Ce n’est pas Freud qui l’a amenée à découvrir le judaïsme. "La théorie freudienne ne correspondait pas à l’émerveillement que j’ai vécu moi d’être écoutée, d’être crue, d’être entendue." C’est plutôt Lacan qui l’a réorientée vers le religieux - lui dont le frère, qui était moine bénédictin, l’a encouragée dans la redécouverte des textes. La tradition juive donne une grande importance à l'interprétation des textes, ainsi qu'à la pluralité des interprétations. D’ailleurs les Écritures, "ce sont des textes à interpréter, précise Marie Balmary, cette interprétation permet à chacun de se situer, de se confronter à d’autre, c’est une mise en relation de gens."

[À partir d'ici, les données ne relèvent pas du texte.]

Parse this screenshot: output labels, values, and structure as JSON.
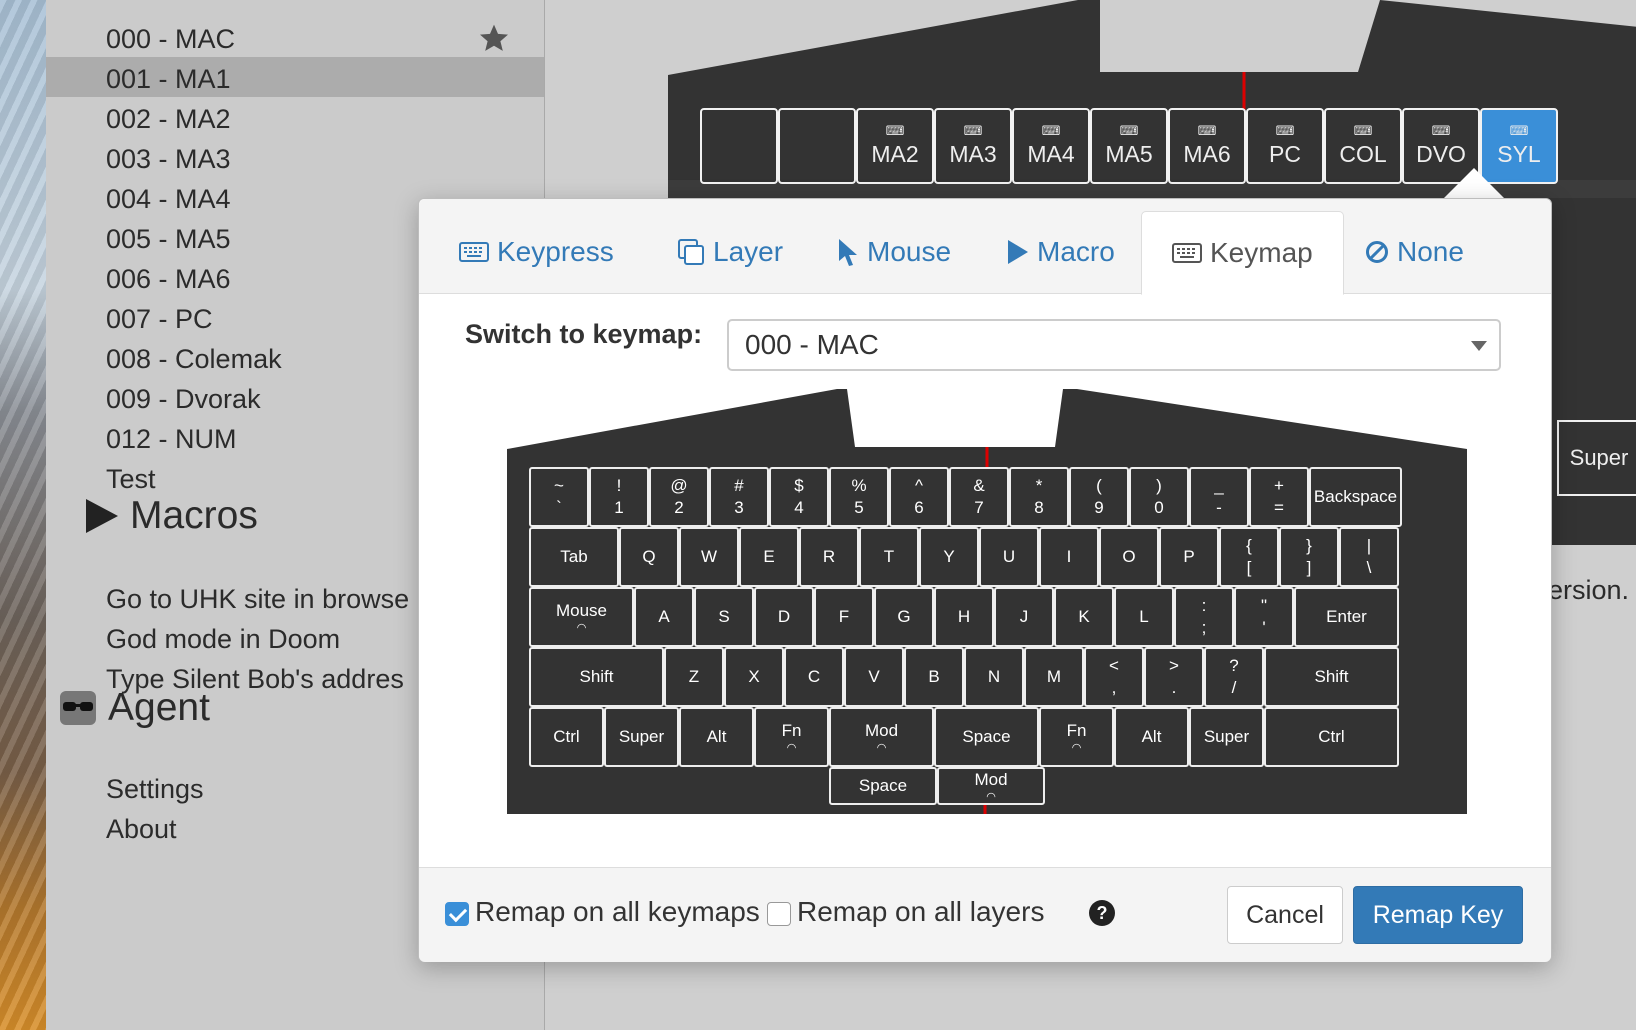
{
  "sidebar": {
    "keymaps": [
      {
        "label": "000 - MAC",
        "starred": true
      },
      {
        "label": "001 - MA1",
        "selected": true
      },
      {
        "label": "002 - MA2"
      },
      {
        "label": "003 - MA3"
      },
      {
        "label": "004 - MA4"
      },
      {
        "label": "005 - MA5"
      },
      {
        "label": "006 - MA6"
      },
      {
        "label": "007 - PC"
      },
      {
        "label": "008 - Colemak"
      },
      {
        "label": "009 - Dvorak"
      },
      {
        "label": "012 - NUM"
      },
      {
        "label": "Test"
      }
    ],
    "macros_heading": "Macros",
    "macros": [
      "Go to UHK site in browse",
      "God mode in Doom",
      "Type Silent Bob's addres"
    ],
    "agent_heading": "Agent",
    "agent_items": [
      "Settings",
      "About"
    ]
  },
  "background_keyboard": {
    "top_row": [
      "MA2",
      "MA3",
      "MA4",
      "MA5",
      "MA6",
      "PC",
      "COL",
      "DVO",
      "SYL"
    ],
    "super_label": "Super",
    "side_text": "ersion."
  },
  "popover": {
    "tabs": [
      {
        "label": "Keypress",
        "icon": "keyboard-icon"
      },
      {
        "label": "Layer",
        "icon": "layers-icon"
      },
      {
        "label": "Mouse",
        "icon": "mouse-pointer-icon"
      },
      {
        "label": "Macro",
        "icon": "play-icon"
      },
      {
        "label": "Keymap",
        "icon": "keyboard-icon",
        "active": true
      },
      {
        "label": "None",
        "icon": "ban-icon"
      }
    ],
    "switch_label": "Switch to keymap:",
    "selected_keymap": "000 - MAC",
    "footer": {
      "remap_all_keymaps": "Remap on all keymaps",
      "remap_all_keymaps_checked": true,
      "remap_all_layers": "Remap on all layers",
      "remap_all_layers_checked": false,
      "help": "?",
      "cancel": "Cancel",
      "remap": "Remap Key"
    }
  },
  "keyboard": {
    "row1": [
      [
        "~",
        "`"
      ],
      [
        "!",
        "1"
      ],
      [
        "@",
        "2"
      ],
      [
        "#",
        "3"
      ],
      [
        "$",
        "4"
      ],
      [
        "%",
        "5"
      ],
      [
        "^",
        "6"
      ],
      [
        "&",
        "7"
      ],
      [
        "*",
        "8"
      ],
      [
        "(",
        "9"
      ],
      [
        ")",
        "0"
      ],
      [
        "_",
        "-"
      ],
      [
        "+",
        "="
      ],
      [
        "Backspace"
      ]
    ],
    "row2": [
      [
        "Tab"
      ],
      [
        "Q"
      ],
      [
        "W"
      ],
      [
        "E"
      ],
      [
        "R"
      ],
      [
        "T"
      ],
      [
        "Y"
      ],
      [
        "U"
      ],
      [
        "I"
      ],
      [
        "O"
      ],
      [
        "P"
      ],
      [
        "{",
        "["
      ],
      [
        "}",
        "]"
      ],
      [
        "|",
        "\\"
      ]
    ],
    "row3": [
      [
        "Mouse"
      ],
      [
        "A"
      ],
      [
        "S"
      ],
      [
        "D"
      ],
      [
        "F"
      ],
      [
        "G"
      ],
      [
        "H"
      ],
      [
        "J"
      ],
      [
        "K"
      ],
      [
        "L"
      ],
      [
        ":",
        ";"
      ],
      [
        "\"",
        "'"
      ],
      [
        "Enter"
      ]
    ],
    "row4": [
      [
        "Shift"
      ],
      [
        "Z"
      ],
      [
        "X"
      ],
      [
        "C"
      ],
      [
        "V"
      ],
      [
        "B"
      ],
      [
        "N"
      ],
      [
        "M"
      ],
      [
        "<",
        ","
      ],
      [
        ">",
        "."
      ],
      [
        "?",
        "/"
      ],
      [
        "Shift"
      ]
    ],
    "row5": [
      [
        "Ctrl"
      ],
      [
        "Super"
      ],
      [
        "Alt"
      ],
      [
        "Fn"
      ],
      [
        "Mod"
      ],
      [
        "Space"
      ],
      [
        "Fn"
      ],
      [
        "Alt"
      ],
      [
        "Super"
      ],
      [
        "Ctrl"
      ]
    ],
    "row6": [
      [
        "Space"
      ],
      [
        "Mod"
      ]
    ]
  }
}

Au sein d’un petit groupe d’amis aussi passionnés qu’elle, Marie Balmary a entrepris de relire très attentivement la Bible. De là est né notamment l’ouvrage "Le Sacrifice interdit - Freud et la Bible" (éd. Grasset, 1986) où elle questionne un passage célèbre où Dieu demande à Abraham de sacrifier son fils unique. On en a fait l’exemple du parfait du croyant soumis à Dieu, et qui, bien que choqué par cette demande, va jusqu’au bout. Une interprétation qui donnait l’image d’un Dieu sadique ou pervers, pour reprendre l'expression de Maurice Bellet. Et qui empêchait de voir que c’est le récit d’une "guérison".
Maintenant, on est en train de voir toutes sortes de conséquence des questions de soumission et d’emprise, j’espère que ça va permettre de dire : Attendez, Jésus n’est pas une victime offerte en expiation !
D’abord il y a ce Dieu qui demande à Abraham de sacrifier son fils. Abraham vivait à une époque où il était courant de faire des sacrifices d’animaux, voire d'humains. "Il sort d’un monde d’idolâtrie", explique Marie Balmary. Puis, le tétragramme lui apparaît et lui dit de ne faire aucun mal à l’enfant. Si on lit cet épisode comme un rêve, cette ultime demande de Dieu "correspond à ce qu’Abraham a comme père dans le fond de son cœur : La correspondance entre ce que Dieu demande et ce qu’Abraham va faire, ça nous dit que là on est arrivé au bon endroit."
Publiée en 1986, la relecture du sacrifice d’Isaac par Marie Balmary a eu un fort impact sur la vie de foi de milliers de chrétiens. Car on a beaucoup dit que Dieu, avec Jésus, était allé au bout du sacrifice qu’Abraham n’avait fait à moitié. "Ça me fait hurler quand j’entends ça, confie la psychanalyste, je me dis on démolit l’humanité !... Maintenant, on est en train de voir toutes sortes de conséquence des questions de soumission et d’emprise, j’espère que ça va permettre de dire : Attendez, Jésus n’est pas une victime offerte en expiation !"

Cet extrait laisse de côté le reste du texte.